Otherwise, Kane was doing a lot of public appearances at the time, most of them keying off a "Batman for President" campaign he was flogging to tie-in with the then-current presidential election in this country. Around his apartment, he had big sheets of illustration board on which he'd drawn caricatures of Robert Kennedy, Hubert Humphrey, Richard Nixon, Lyndon B. Johnson and other folks who may also have screwed Marilyn Monroe or claimed they did. Of all the claimants, I'd put my money on Nixon and maybe L.B.J., not because I think they screwed her but because I think they screwed everyone.
Kane actually drew them, I'm pretty sure. He often signed his name to the work of others but these, I believe he did himself.

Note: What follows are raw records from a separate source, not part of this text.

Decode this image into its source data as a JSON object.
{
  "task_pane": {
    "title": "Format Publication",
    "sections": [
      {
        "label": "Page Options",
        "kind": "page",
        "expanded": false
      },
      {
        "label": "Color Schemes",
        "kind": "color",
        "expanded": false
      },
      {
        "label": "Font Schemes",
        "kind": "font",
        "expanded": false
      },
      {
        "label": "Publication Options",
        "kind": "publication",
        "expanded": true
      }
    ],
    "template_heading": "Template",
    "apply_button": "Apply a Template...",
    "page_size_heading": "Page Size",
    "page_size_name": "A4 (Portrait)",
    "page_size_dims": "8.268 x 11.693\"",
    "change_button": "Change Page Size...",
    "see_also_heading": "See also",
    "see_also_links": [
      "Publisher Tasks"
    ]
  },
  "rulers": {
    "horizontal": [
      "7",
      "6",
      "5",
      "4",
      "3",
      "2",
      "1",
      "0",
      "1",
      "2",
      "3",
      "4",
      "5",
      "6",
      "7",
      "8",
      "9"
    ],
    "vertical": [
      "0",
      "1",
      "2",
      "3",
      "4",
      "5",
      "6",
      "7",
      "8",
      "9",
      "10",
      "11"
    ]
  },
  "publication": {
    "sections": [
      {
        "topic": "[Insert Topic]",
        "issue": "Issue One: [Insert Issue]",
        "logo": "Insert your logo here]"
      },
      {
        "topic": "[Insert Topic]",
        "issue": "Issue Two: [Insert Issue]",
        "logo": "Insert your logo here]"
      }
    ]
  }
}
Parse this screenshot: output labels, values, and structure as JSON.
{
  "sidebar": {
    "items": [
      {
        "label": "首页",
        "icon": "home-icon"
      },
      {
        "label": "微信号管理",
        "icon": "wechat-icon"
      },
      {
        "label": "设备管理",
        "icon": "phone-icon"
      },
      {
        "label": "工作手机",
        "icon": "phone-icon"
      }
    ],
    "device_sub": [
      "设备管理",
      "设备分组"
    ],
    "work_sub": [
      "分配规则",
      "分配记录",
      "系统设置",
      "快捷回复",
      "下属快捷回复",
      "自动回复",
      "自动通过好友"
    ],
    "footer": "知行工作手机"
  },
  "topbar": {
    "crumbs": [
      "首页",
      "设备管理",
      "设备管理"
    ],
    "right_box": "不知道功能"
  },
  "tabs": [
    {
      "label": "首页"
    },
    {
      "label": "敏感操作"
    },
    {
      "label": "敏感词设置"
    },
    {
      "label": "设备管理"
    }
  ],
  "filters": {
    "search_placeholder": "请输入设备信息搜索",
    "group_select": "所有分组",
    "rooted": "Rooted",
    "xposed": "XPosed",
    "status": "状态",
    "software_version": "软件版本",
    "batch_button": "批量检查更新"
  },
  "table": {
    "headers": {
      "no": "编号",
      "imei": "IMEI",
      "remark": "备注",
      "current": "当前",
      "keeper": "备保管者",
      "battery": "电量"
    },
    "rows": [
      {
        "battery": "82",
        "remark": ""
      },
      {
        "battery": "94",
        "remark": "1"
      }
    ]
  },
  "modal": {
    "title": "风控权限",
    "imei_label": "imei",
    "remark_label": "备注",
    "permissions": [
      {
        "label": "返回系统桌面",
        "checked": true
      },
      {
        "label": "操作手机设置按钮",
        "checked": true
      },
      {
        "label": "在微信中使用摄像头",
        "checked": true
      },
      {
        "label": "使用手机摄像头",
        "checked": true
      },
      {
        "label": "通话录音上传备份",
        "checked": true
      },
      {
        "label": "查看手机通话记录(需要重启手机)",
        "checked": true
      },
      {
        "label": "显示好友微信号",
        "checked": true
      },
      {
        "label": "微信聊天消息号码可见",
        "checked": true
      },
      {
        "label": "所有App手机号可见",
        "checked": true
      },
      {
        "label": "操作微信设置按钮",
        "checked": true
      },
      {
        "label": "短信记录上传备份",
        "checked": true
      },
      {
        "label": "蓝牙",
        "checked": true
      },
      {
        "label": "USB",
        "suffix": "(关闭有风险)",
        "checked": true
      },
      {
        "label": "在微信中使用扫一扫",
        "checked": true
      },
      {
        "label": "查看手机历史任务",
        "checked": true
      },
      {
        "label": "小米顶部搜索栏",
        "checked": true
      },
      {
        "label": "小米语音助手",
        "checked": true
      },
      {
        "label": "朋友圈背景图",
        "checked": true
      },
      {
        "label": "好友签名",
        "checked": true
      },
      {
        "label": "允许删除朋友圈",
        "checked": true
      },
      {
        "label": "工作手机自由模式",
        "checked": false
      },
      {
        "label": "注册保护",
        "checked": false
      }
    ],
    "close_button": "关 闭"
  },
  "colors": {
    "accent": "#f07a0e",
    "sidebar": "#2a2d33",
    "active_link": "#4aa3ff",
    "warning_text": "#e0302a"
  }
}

There was a Batman one and on my first visit to his apartment, which was with some friends, he gave us all autographed photos of himself holding the "Batman for President" drawing. On my second visit, to which I went alone, he gave me the original. I found it the other day at the bottom of a big drawer and I took a photo of my lovely friend Jewel Shepard holding it…
Kinda cute, huh? I mean the poster, not Jewel, though she certainly is. And I just noticed that after the first photo was taken, Bob added a box around his signature. This is probably indicative of something though I have no idea what it is. Anyway, I thought you might enjoy this trip back to a day when the notion of electing a cartoon character to the presidency was way past ridiculous.